The Rhodes University's Unit for Humanities (Uhuru) in partnership with the Steve Biko Foundation are currently hosting a conference on : The Black Radical Tradition from Toussaint to Biko and Beyond 1791: Haiti; 1958: Ghana; 1968: USA; 1968: Grahamstown; 1987 Burkina Faso.

Venue: Humanities Seminar Room which is at 1 Prince Alfred Street until Tuesday 4, July 2017.

The colloquium is hosted by the Unit for the Humanities at Rhodes University (UHURU) and the Steve Biko Foundation (SBF at the Humanities Seminar Room which is at 1 Prince Alfred Street until Tuesday 4, July 2017.

The colloquium was opened by Steve Biko’s oldest son, Nkosinathi Biko and was followed by powerful contemporary papers by Mikaela Erskog Reflections on the Black Student Movement, Ayanda Kota (UPM) From Azapo to the Unemployed People’s Movement and Motlatsi Khosa (UNISA) Abahlali baseMjondolo & Living Ubuntu.

Today’s afternoon session commences at 2pm with Tendayi Sithole presenting, Steve Biko in Johnny Dyani’s Exiled Imagination: a meditation with responses by author Bongani Madondo and Fezi Mthonti. Ntombizikhona Valela talks about the Militant Mother Madikizela: The Intellectual Genealogy of Winnie Mandela.

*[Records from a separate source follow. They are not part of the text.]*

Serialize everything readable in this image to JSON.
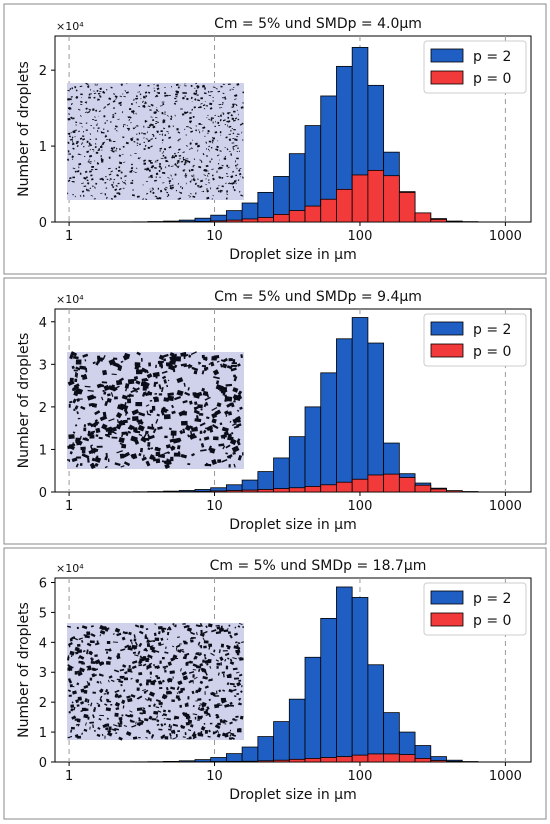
{
  "colors": {
    "blue": "#1f5fc4",
    "red": "#f23a3a",
    "edge": "#000000",
    "inset_dark": "#0b0d18",
    "inset_light": "#cfd2ea"
  },
  "chart_data": [
    {
      "type": "bar",
      "title": "Cm = 5% und SMDp = 4.0µm",
      "xlabel": "Droplet size in µm",
      "ylabel": "Number of droplets",
      "y_offset_label": "×10⁴",
      "x_scale": "log",
      "xlim": [
        0.8,
        1500
      ],
      "ylim": [
        0,
        24500
      ],
      "x_ticks": [
        1,
        10,
        100,
        1000
      ],
      "x_tick_labels": [
        "1",
        "10",
        "100",
        "1000"
      ],
      "y_ticks": [
        0,
        10000,
        20000
      ],
      "y_tick_labels": [
        "0",
        "1",
        "2"
      ],
      "grid": "x-dashed",
      "legend_position": "top-right",
      "bin_edges": [
        1.0,
        1.28,
        1.65,
        2.11,
        2.71,
        3.48,
        4.46,
        5.72,
        7.34,
        9.41,
        12.07,
        15.48,
        19.86,
        25.47,
        32.67,
        41.9,
        53.74,
        68.93,
        88.41,
        113.4,
        145.45,
        186.56,
        239.28,
        306.9,
        393.64,
        504.9,
        647.6,
        830.6
      ],
      "series": [
        {
          "name": "p = 2",
          "color": "#1f5fc4",
          "values": [
            0,
            0,
            0,
            0,
            20,
            60,
            120,
            250,
            500,
            900,
            1500,
            2500,
            3900,
            6000,
            9000,
            12700,
            16600,
            20500,
            23000,
            18000,
            9200,
            4000,
            1200,
            450,
            120,
            40,
            0
          ]
        },
        {
          "name": "p = 0",
          "color": "#f23a3a",
          "values": [
            0,
            0,
            0,
            0,
            0,
            10,
            20,
            40,
            80,
            150,
            250,
            400,
            600,
            1000,
            1500,
            2100,
            3000,
            4300,
            6200,
            6800,
            6100,
            3900,
            1200,
            350,
            90,
            30,
            0
          ]
        }
      ]
    },
    {
      "type": "bar",
      "title": "Cm = 5% und SMDp = 9.4µm",
      "xlabel": "Droplet size in µm",
      "ylabel": "Number of droplets",
      "y_offset_label": "×10⁴",
      "x_scale": "log",
      "xlim": [
        0.8,
        1500
      ],
      "ylim": [
        0,
        43000
      ],
      "x_ticks": [
        1,
        10,
        100,
        1000
      ],
      "x_tick_labels": [
        "1",
        "10",
        "100",
        "1000"
      ],
      "y_ticks": [
        0,
        10000,
        20000,
        30000,
        40000
      ],
      "y_tick_labels": [
        "0",
        "1",
        "2",
        "3",
        "4"
      ],
      "grid": "x-dashed",
      "legend_position": "top-right",
      "bin_edges": [
        1.0,
        1.28,
        1.65,
        2.11,
        2.71,
        3.48,
        4.46,
        5.72,
        7.34,
        9.41,
        12.07,
        15.48,
        19.86,
        25.47,
        32.67,
        41.9,
        53.74,
        68.93,
        88.41,
        113.4,
        145.45,
        186.56,
        239.28,
        306.9,
        393.64,
        504.9,
        647.6,
        830.6
      ],
      "series": [
        {
          "name": "p = 2",
          "color": "#1f5fc4",
          "values": [
            0,
            0,
            0,
            0,
            50,
            100,
            200,
            350,
            600,
            1000,
            1700,
            2800,
            4800,
            8000,
            13000,
            20000,
            28000,
            36000,
            41000,
            35000,
            11500,
            4300,
            2100,
            900,
            300,
            80,
            0
          ]
        },
        {
          "name": "p = 0",
          "color": "#f23a3a",
          "values": [
            0,
            0,
            0,
            0,
            0,
            20,
            40,
            80,
            150,
            250,
            350,
            450,
            600,
            800,
            1000,
            1300,
            1700,
            2300,
            3000,
            4000,
            4200,
            3400,
            1600,
            700,
            300,
            80,
            0
          ]
        }
      ]
    },
    {
      "type": "bar",
      "title": "Cm = 5% und SMDp = 18.7µm",
      "xlabel": "Droplet size in µm",
      "ylabel": "Number of droplets",
      "y_offset_label": "×10⁴",
      "x_scale": "log",
      "xlim": [
        0.8,
        1500
      ],
      "ylim": [
        0,
        61500
      ],
      "x_ticks": [
        1,
        10,
        100,
        1000
      ],
      "x_tick_labels": [
        "1",
        "10",
        "100",
        "1000"
      ],
      "y_ticks": [
        0,
        10000,
        20000,
        30000,
        40000,
        50000,
        60000
      ],
      "y_tick_labels": [
        "0",
        "1",
        "2",
        "3",
        "4",
        "5",
        "6"
      ],
      "grid": "x-dashed",
      "legend_position": "top-right",
      "bin_edges": [
        1.0,
        1.28,
        1.65,
        2.11,
        2.71,
        3.48,
        4.46,
        5.72,
        7.34,
        9.41,
        12.07,
        15.48,
        19.86,
        25.47,
        32.67,
        41.9,
        53.74,
        68.93,
        88.41,
        113.4,
        145.45,
        186.56,
        239.28,
        306.9,
        393.64,
        504.9,
        647.6,
        830.6
      ],
      "series": [
        {
          "name": "p = 2",
          "color": "#1f5fc4",
          "values": [
            0,
            0,
            0,
            0,
            50,
            100,
            200,
            400,
            800,
            1500,
            2800,
            5000,
            8500,
            13500,
            21000,
            35000,
            48000,
            58500,
            55000,
            32500,
            16500,
            10000,
            5500,
            1800,
            600,
            150,
            0
          ]
        },
        {
          "name": "p = 0",
          "color": "#f23a3a",
          "values": [
            0,
            0,
            0,
            0,
            0,
            0,
            20,
            50,
            100,
            150,
            200,
            250,
            400,
            600,
            900,
            1200,
            1500,
            1800,
            2300,
            2700,
            2700,
            2500,
            1200,
            500,
            200,
            50,
            0
          ]
        }
      ]
    }
  ]
}
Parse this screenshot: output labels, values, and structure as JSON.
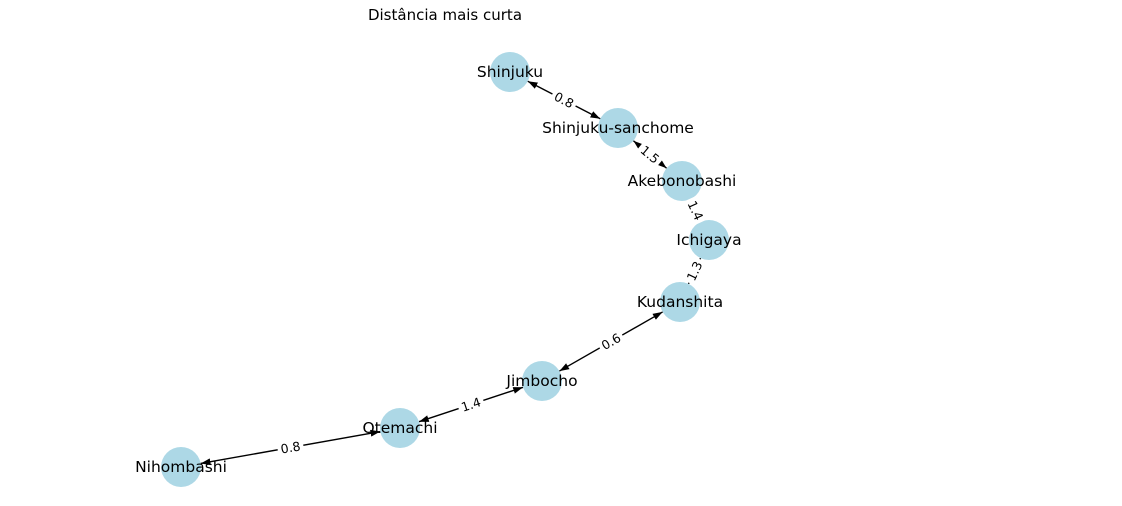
{
  "title": "Distância mais curta",
  "node_color": "#add8e6",
  "edge_color": "#000000",
  "nodes": [
    "Shinjuku",
    "Shinjuku-sanchome",
    "Akebonobashi",
    "Ichigaya",
    "Kudanshita",
    "Jimbocho",
    "Otemachi",
    "Nihombashi"
  ],
  "edges": [
    {
      "from": "Shinjuku",
      "to": "Shinjuku-sanchome",
      "weight": "0.8"
    },
    {
      "from": "Shinjuku-sanchome",
      "to": "Akebonobashi",
      "weight": "1.5"
    },
    {
      "from": "Akebonobashi",
      "to": "Ichigaya",
      "weight": "1.4"
    },
    {
      "from": "Ichigaya",
      "to": "Kudanshita",
      "weight": "1.3"
    },
    {
      "from": "Kudanshita",
      "to": "Jimbocho",
      "weight": "0.6"
    },
    {
      "from": "Jimbocho",
      "to": "Otemachi",
      "weight": "1.4"
    },
    {
      "from": "Otemachi",
      "to": "Nihombashi",
      "weight": "0.8"
    }
  ]
}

Award winning author, Michael Neocosmos and Director of the Unit for the Humanities at Rhodes University (Uhuru) was last week awarded the Frantz Fanon Award for Outstanding Book in Caribbean Thought for his 2016 book, Thinking Freedom in Africa: towards a theory of emancipatory politics in New York. He will be one of the key presenters at the Colloquium.